Entre nós, foi preciso que a maior cidade do Brasil ficasse à beira de um
colapso do abastecimento de água potável para que a sociedade, os governantes e
os meios de comunicação dessem importância à crise da escassez hídrica.
Porto Alegre quer
entrar para o rol das cidades que têm seu museu dedicado ás águas – assim, no
plural, para indicar, desde o nome, as múltiplas formas, estados físicos e
localizações da água no planeta e ainda, os inumeráveis usos e funções desse
bem ambiental insubstituível, mas limitado e desigualmente distribuído. A
capital gaúcha quer ter seu Museu das Águas porque nasceu e cresceu banhada e
alimentada por um manancial que a caracteriza, a distingue e a embeleza.
Um museu, na sua
etimologia, é uma “casa das musas”, entidades da mitologia clássica com a
missão de inspirar conhecimentos, atitudes, obras. E o que vão inspirar essas
“musas das águas”? O Museu das Águas de Porto Alegre vai cuidar da História,
preservando, conservando, expondo tudo o que se refere ao relacionamento da
sociedade com as águas (artefatos, documentos etc). Também vai estar a serviço
da Educação, com equipamentos e atividades voltadas ao conhecimento e à
conscientização dos temas hídricos. E além disso, vai ser um centro de
criatividade onde as musas de todas as artes estarão ocupadas em inspirar obras
de arte que tenham as águas como tema, material ou suporte.
Porto Alegre
merece ter seu Museu das Águas.
A importância
cultural, social, educacional, de equipamento urbano e de marco turístico pode
ser avaliada ao confrontarmos com o que acontece em outras cidades brasileiras
onde multiplica-se a criação de iniciativas semelhantes. O Rio de Janeiro
renova-se e prepara-se para as Olimpíadas de 2016 com diversas iniciativas,
como o Museu do Rio de Janeiro – MAR e com o Museu do Amanhã (projeto do famoso
arquiteto Santiago Calatrava), ambos revolucionando o centro histórico da
cidade. Belo Horizonte tem-se destacado, no cenário internacional com diversos
museus e centros de cultura, inaugurados nos últimos anos, como o Centro de
Arte Popular CEMIG, o Museu de Artes e Ofícios, entre outros (configurando,
inclusive, o Circuito Cultural Praça da Liberdade). Próximo á capital mineira,
o Museu Parque de Inhotim tem sido classificado como o maior museu a céu aberto
do mundo e tornou-se um centro de peregrinação turístico-cultural
internacional. A capital pernambucana também tem valorizado as iniciativas
culturais, com o Museu Oficina Francisco Brennand, absolutamente original em todo
o mundo, o Instituto Ricardo Brennand, o Museu do Homem do Nordeste.
Por sua vez,
Porto Alegre começou a ingressar nesse rol de cidades que valorizam a cultura e
incentivam o turismo cultural com o magnífico museu da Fundação Iberê Camargo.

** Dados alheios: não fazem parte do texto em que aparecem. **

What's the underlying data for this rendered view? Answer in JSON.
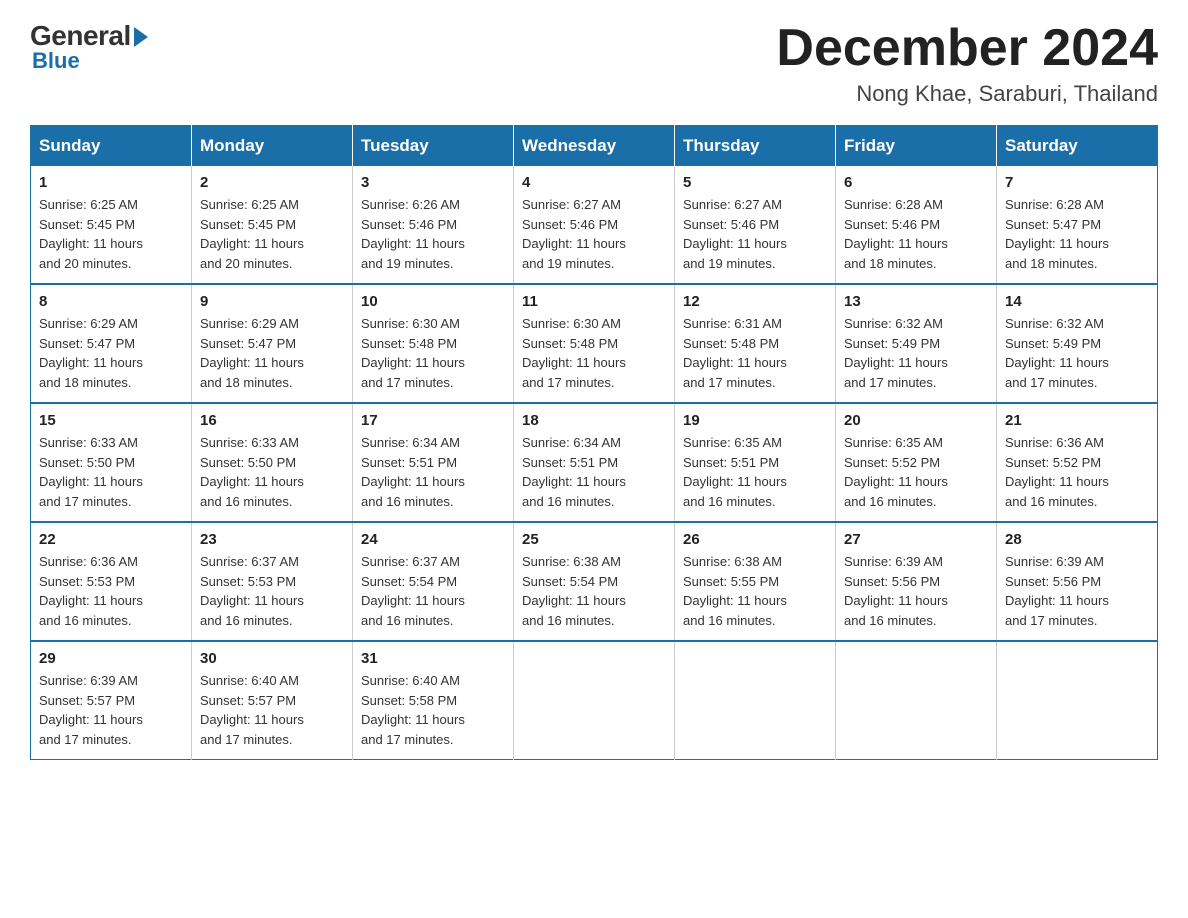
{
  "logo": {
    "general": "General",
    "blue": "Blue"
  },
  "title": "December 2024",
  "location": "Nong Khae, Saraburi, Thailand",
  "days_of_week": [
    "Sunday",
    "Monday",
    "Tuesday",
    "Wednesday",
    "Thursday",
    "Friday",
    "Saturday"
  ],
  "weeks": [
    [
      {
        "day": "1",
        "sunrise": "6:25 AM",
        "sunset": "5:45 PM",
        "daylight": "11 hours and 20 minutes."
      },
      {
        "day": "2",
        "sunrise": "6:25 AM",
        "sunset": "5:45 PM",
        "daylight": "11 hours and 20 minutes."
      },
      {
        "day": "3",
        "sunrise": "6:26 AM",
        "sunset": "5:46 PM",
        "daylight": "11 hours and 19 minutes."
      },
      {
        "day": "4",
        "sunrise": "6:27 AM",
        "sunset": "5:46 PM",
        "daylight": "11 hours and 19 minutes."
      },
      {
        "day": "5",
        "sunrise": "6:27 AM",
        "sunset": "5:46 PM",
        "daylight": "11 hours and 19 minutes."
      },
      {
        "day": "6",
        "sunrise": "6:28 AM",
        "sunset": "5:46 PM",
        "daylight": "11 hours and 18 minutes."
      },
      {
        "day": "7",
        "sunrise": "6:28 AM",
        "sunset": "5:47 PM",
        "daylight": "11 hours and 18 minutes."
      }
    ],
    [
      {
        "day": "8",
        "sunrise": "6:29 AM",
        "sunset": "5:47 PM",
        "daylight": "11 hours and 18 minutes."
      },
      {
        "day": "9",
        "sunrise": "6:29 AM",
        "sunset": "5:47 PM",
        "daylight": "11 hours and 18 minutes."
      },
      {
        "day": "10",
        "sunrise": "6:30 AM",
        "sunset": "5:48 PM",
        "daylight": "11 hours and 17 minutes."
      },
      {
        "day": "11",
        "sunrise": "6:30 AM",
        "sunset": "5:48 PM",
        "daylight": "11 hours and 17 minutes."
      },
      {
        "day": "12",
        "sunrise": "6:31 AM",
        "sunset": "5:48 PM",
        "daylight": "11 hours and 17 minutes."
      },
      {
        "day": "13",
        "sunrise": "6:32 AM",
        "sunset": "5:49 PM",
        "daylight": "11 hours and 17 minutes."
      },
      {
        "day": "14",
        "sunrise": "6:32 AM",
        "sunset": "5:49 PM",
        "daylight": "11 hours and 17 minutes."
      }
    ],
    [
      {
        "day": "15",
        "sunrise": "6:33 AM",
        "sunset": "5:50 PM",
        "daylight": "11 hours and 17 minutes."
      },
      {
        "day": "16",
        "sunrise": "6:33 AM",
        "sunset": "5:50 PM",
        "daylight": "11 hours and 16 minutes."
      },
      {
        "day": "17",
        "sunrise": "6:34 AM",
        "sunset": "5:51 PM",
        "daylight": "11 hours and 16 minutes."
      },
      {
        "day": "18",
        "sunrise": "6:34 AM",
        "sunset": "5:51 PM",
        "daylight": "11 hours and 16 minutes."
      },
      {
        "day": "19",
        "sunrise": "6:35 AM",
        "sunset": "5:51 PM",
        "daylight": "11 hours and 16 minutes."
      },
      {
        "day": "20",
        "sunrise": "6:35 AM",
        "sunset": "5:52 PM",
        "daylight": "11 hours and 16 minutes."
      },
      {
        "day": "21",
        "sunrise": "6:36 AM",
        "sunset": "5:52 PM",
        "daylight": "11 hours and 16 minutes."
      }
    ],
    [
      {
        "day": "22",
        "sunrise": "6:36 AM",
        "sunset": "5:53 PM",
        "daylight": "11 hours and 16 minutes."
      },
      {
        "day": "23",
        "sunrise": "6:37 AM",
        "sunset": "5:53 PM",
        "daylight": "11 hours and 16 minutes."
      },
      {
        "day": "24",
        "sunrise": "6:37 AM",
        "sunset": "5:54 PM",
        "daylight": "11 hours and 16 minutes."
      },
      {
        "day": "25",
        "sunrise": "6:38 AM",
        "sunset": "5:54 PM",
        "daylight": "11 hours and 16 minutes."
      },
      {
        "day": "26",
        "sunrise": "6:38 AM",
        "sunset": "5:55 PM",
        "daylight": "11 hours and 16 minutes."
      },
      {
        "day": "27",
        "sunrise": "6:39 AM",
        "sunset": "5:56 PM",
        "daylight": "11 hours and 16 minutes."
      },
      {
        "day": "28",
        "sunrise": "6:39 AM",
        "sunset": "5:56 PM",
        "daylight": "11 hours and 17 minutes."
      }
    ],
    [
      {
        "day": "29",
        "sunrise": "6:39 AM",
        "sunset": "5:57 PM",
        "daylight": "11 hours and 17 minutes."
      },
      {
        "day": "30",
        "sunrise": "6:40 AM",
        "sunset": "5:57 PM",
        "daylight": "11 hours and 17 minutes."
      },
      {
        "day": "31",
        "sunrise": "6:40 AM",
        "sunset": "5:58 PM",
        "daylight": "11 hours and 17 minutes."
      },
      null,
      null,
      null,
      null
    ]
  ]
}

A arquitetura de Alvaro Siza colocou nossa capital no mapa dos centros
culturais mundiais, o que demonstra o quanto temos a ganhar com iniciativas
semelhantes.
De outra parte, a
orla do Guaíba é o cenário perfeito para um Museu das Águas, conjugando o
espetáculo natural com a presença do objeto central do museu, a água.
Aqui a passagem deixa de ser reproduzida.